Zully Rolón, extitular de la Secretaría Nacional Antidrogas (Senad), compartió un emotivo y firme mensaje sobre lo que representa la captura del presunto narcotraficante Sebastián Marset para el Estado y su trayectoria personal. Esta captura marca un hito en la lucha contra el narcotráfico en Paraguay y refleja el compromiso de las autoridades en la lucha contra el crimen organizado.
Rolón, quien estuvo al frente de la institución durante el operativo A Ultranza Py, recordó que enfrentar a estas estructuras criminales requirió un compromiso que sabían que traería consecuencias significativas. Este esfuerzo desnudó el alcance del narcotráfico y del lavado de dinero en Paraguay y en toda la región.
“Se tomó una decisión que sabíamos que no sería fácil: enfrentar una de las estructuras criminales más poderosas que operaban en el país”, expresó la exministra.
En su análisis, Rolón apuntó a los sectores que, según ella, buscaron embarrar la cancha. Criticó las “mentiras que por venganzas políticas se quieren instalar” y sugirió que detrás de los ataques a su gestión hubo una intención clara de proteger intereses oscuros.
“Recuerdo las noches largas, los informes que llegaban a cualquier hora, las decisiones que debían tomarse con rapidez y con firmeza. Recuerdo también algo que forma parte inevitable de esta lucha: las amenazas”, relató.
Para Rolón, cuando el Estado toca el bolsillo y los intereses de los grandes patrones del crimen organizado, la respuesta no tarda en llegar en forma de intimidación o, lo que es peor, intentando comprar decisiones para quebrar la voluntad de los funcionarios.
A pesar de que la figura de Marset funcionó por años como un símbolo de la impunidad al permanecer prófugo, Rolón destacó que su captura es el fruto de una perseverancia que muchas veces no se ve. Hizo especial énfasis en aquellos agentes especiales, analistas y fiscales que trabajaron “en silencio” y asumieron riesgos enormes sin salir en los titulares ni buscar el aplauso.
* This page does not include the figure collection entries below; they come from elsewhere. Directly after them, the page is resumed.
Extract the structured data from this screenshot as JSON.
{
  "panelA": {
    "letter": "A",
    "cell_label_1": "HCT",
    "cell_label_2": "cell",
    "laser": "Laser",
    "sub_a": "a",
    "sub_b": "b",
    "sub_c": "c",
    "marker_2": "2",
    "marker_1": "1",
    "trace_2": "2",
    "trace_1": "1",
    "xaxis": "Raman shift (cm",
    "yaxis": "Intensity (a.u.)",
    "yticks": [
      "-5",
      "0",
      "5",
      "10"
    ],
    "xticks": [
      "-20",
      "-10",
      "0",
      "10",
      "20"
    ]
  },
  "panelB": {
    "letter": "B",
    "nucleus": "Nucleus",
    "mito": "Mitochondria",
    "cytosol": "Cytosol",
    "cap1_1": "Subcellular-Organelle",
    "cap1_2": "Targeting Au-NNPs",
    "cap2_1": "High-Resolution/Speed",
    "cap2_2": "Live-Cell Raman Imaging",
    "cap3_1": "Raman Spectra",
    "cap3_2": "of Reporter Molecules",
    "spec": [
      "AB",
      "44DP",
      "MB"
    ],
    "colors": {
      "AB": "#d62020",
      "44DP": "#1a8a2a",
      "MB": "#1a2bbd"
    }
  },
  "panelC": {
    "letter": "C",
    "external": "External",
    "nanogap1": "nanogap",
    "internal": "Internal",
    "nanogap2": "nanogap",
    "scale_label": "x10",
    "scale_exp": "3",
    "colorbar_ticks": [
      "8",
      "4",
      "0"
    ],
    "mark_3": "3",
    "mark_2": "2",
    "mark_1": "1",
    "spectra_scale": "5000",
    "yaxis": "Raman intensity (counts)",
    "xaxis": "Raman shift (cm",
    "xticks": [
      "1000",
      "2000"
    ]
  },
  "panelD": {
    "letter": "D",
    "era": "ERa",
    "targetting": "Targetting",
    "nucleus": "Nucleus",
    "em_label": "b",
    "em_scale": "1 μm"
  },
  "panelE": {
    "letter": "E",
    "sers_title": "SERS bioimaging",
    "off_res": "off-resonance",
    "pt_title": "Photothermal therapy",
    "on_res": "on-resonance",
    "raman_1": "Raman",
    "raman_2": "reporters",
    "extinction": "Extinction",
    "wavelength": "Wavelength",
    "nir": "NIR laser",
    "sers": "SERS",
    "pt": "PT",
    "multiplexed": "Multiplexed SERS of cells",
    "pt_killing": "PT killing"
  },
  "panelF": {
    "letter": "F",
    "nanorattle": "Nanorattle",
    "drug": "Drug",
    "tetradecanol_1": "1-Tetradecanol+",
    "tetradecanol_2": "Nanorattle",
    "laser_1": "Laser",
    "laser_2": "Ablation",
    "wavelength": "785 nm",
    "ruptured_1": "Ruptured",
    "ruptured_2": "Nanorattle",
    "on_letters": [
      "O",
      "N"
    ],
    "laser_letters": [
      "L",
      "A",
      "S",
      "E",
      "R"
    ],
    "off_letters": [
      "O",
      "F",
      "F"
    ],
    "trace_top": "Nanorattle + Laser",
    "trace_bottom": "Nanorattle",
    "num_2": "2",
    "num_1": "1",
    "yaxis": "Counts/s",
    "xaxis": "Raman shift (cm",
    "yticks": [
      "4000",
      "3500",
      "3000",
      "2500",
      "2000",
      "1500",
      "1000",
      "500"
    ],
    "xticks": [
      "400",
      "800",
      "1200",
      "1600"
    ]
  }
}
“Es, sobre todo, una prueba de convicción personal de muchos héroes anónimos y de compromiso con el país”, afirmó.
Si bien la detención del líder criminal representa un alivio, la exministra advirtió que el narcotráfico es dinámico y se adapta rápido. Sin embargo, subrayó que el hecho demuestra que, “cuando el Estado actúa con decisión, incluso los criminales más poderosos terminan enfrentando la justicia.”
Para Rolón, el cierre de este capítulo le permite hoy tener la “conciencia tranquila”, algo que, en el complicado tablero político y criminal del país, parece ser la mayor recompensa tras haber servido en uno de los cargos más difíciles del Gobierno.
La exministra de Senad reflexiona sobre el impacto de la captura del narcotraficante.